While it had once been home to puffins, the island's most recent dominant inhabitants were seagulls, black-backed and herring gulls in particular.

These thriving gull colonies were a major hindrance to Kress because gulls are among the puffins' predators. So when Kress decided to reestablish a puffin colony on Eastern Egg Rock, he also decided to destroy the seagull population there -- or at least drive it off the island. Using "gull control practices," the U.S. Fish and Wildlife Service broke up the nests, and poisoned and shot some of the adults. "The gulls learned quickly. They're intelligent," Kress explains.

There were some lessons in it for Kress and his team as well. "It took a couple of years to clear the island of most of the gulls. It was a sobering realization of how much easier it is to break up a colony of seabirds than it is to create one."

Indeed, just getting puffin chicks to the island was a ticklish problem. Each June for eight years, Kress packed crates specially made for transporting the chicks onto a chartered plane and flew to Newfoundland. He picked up about 100 week-old chicks (except for 1973 and 1974 when he got six and 54 respectively) and raced to make the 1,000 mile journey by plane, truck, and boat, back to Eastern Egg Rock within a day.

But that was the easy part. Kress and his research assistants -- mostly Cornell graduate students -- had to make nests for these puffins. "The puffin in Maine is a rock nester," Kress explains. "Throughout most of its range, it's a soil nester. It digs a nice burrow in the soil."

Partly because Eastern Egg Rock is predominantly rock, and partly because the researchers were to be parents to these chicks and needed access to them, Kress decided to make rock burrows from cement blocks. But when the 1,000 cement blocks he ordered were stacked at the loading pier near the Audubon Camp, he had second thoughts. Ferrying all that cement to the island would be a lot harder than carrying the birds ashore.

So for the first year he tried ceramic chimney tiles, which seemed like natural rock crevices. But they heated up like ovens, and they provided no place for the chicks' droppings to run.

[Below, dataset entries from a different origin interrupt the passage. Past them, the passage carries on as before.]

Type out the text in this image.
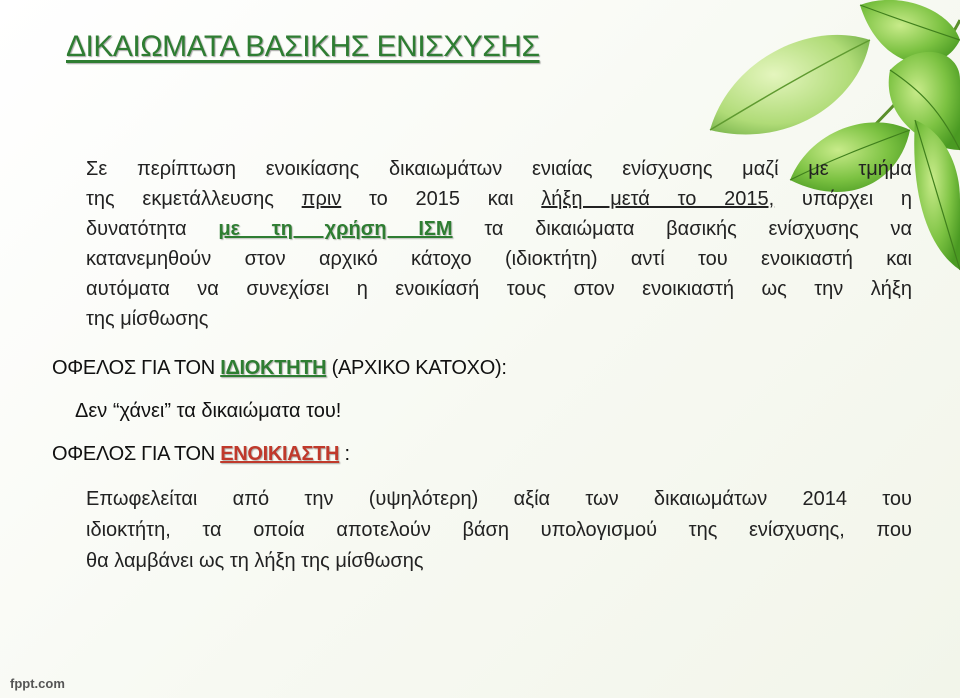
ΔΙΚΑΙΩΜΑΤΑ ΒΑΣΙΚΗΣ ΕΝΙΣΧΥΣΗΣ
Σε περίπτωση ενοικίασης δικαιωμάτων ενιαίας ενίσχυσης μαζί με τμήμα
της εκμετάλλευσης πριν το 2015 και λήξη μετά το 2015, υπάρχει η
δυνατότητα με τη χρήση ΙΣΜ τα δικαιώματα βασικής ενίσχυσης να
κατανεμηθούν στον αρχικό κάτοχο (ιδιοκτήτη) αντί του ενοικιαστή και
αυτόματα να συνεχίσει η ενοικίασή τους στον ενοικιαστή ως την λήξη
της μίσθωσης

ΟΦΕΛΟΣ ΓΙΑ ΤΟΝ ΙΔΙΟΚΤΗΤΗ (ΑΡΧΙΚΟ ΚΑΤΟΧΟ):

Δεν “χάνει” τα δικαιώματα του!

ΟΦΕΛΟΣ ΓΙΑ ΤΟΝ ΕΝΟΙΚΙΑΣΤΗ :

Επωφελείται από την (υψηλότερη) αξία των δικαιωμάτων 2014 του
ιδιοκτήτη, τα οποία αποτελούν βάση υπολογισμού της ενίσχυσης, που
θα λαμβάνει ως τη λήξη της μίσθωσης
fppt.com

When the chicks fledged, their feathers were soiled. "It makes them vulnerable to cold water shock," Kress says. "We've never seen one of the 54 birds we reared in the damn things."

The next year, 1975, the team dug 100 burrows in what soil they could find on Eastern Egg Rock. Evie Weinstein, a researcher on the project, remembers the day a week or so after they had transplanted chicks into the burrows. It had rained for three days straight. Evie was out on Eastern Egg Rock; despite the rain, the feeding schedule for the chicks couldn't be interrupted.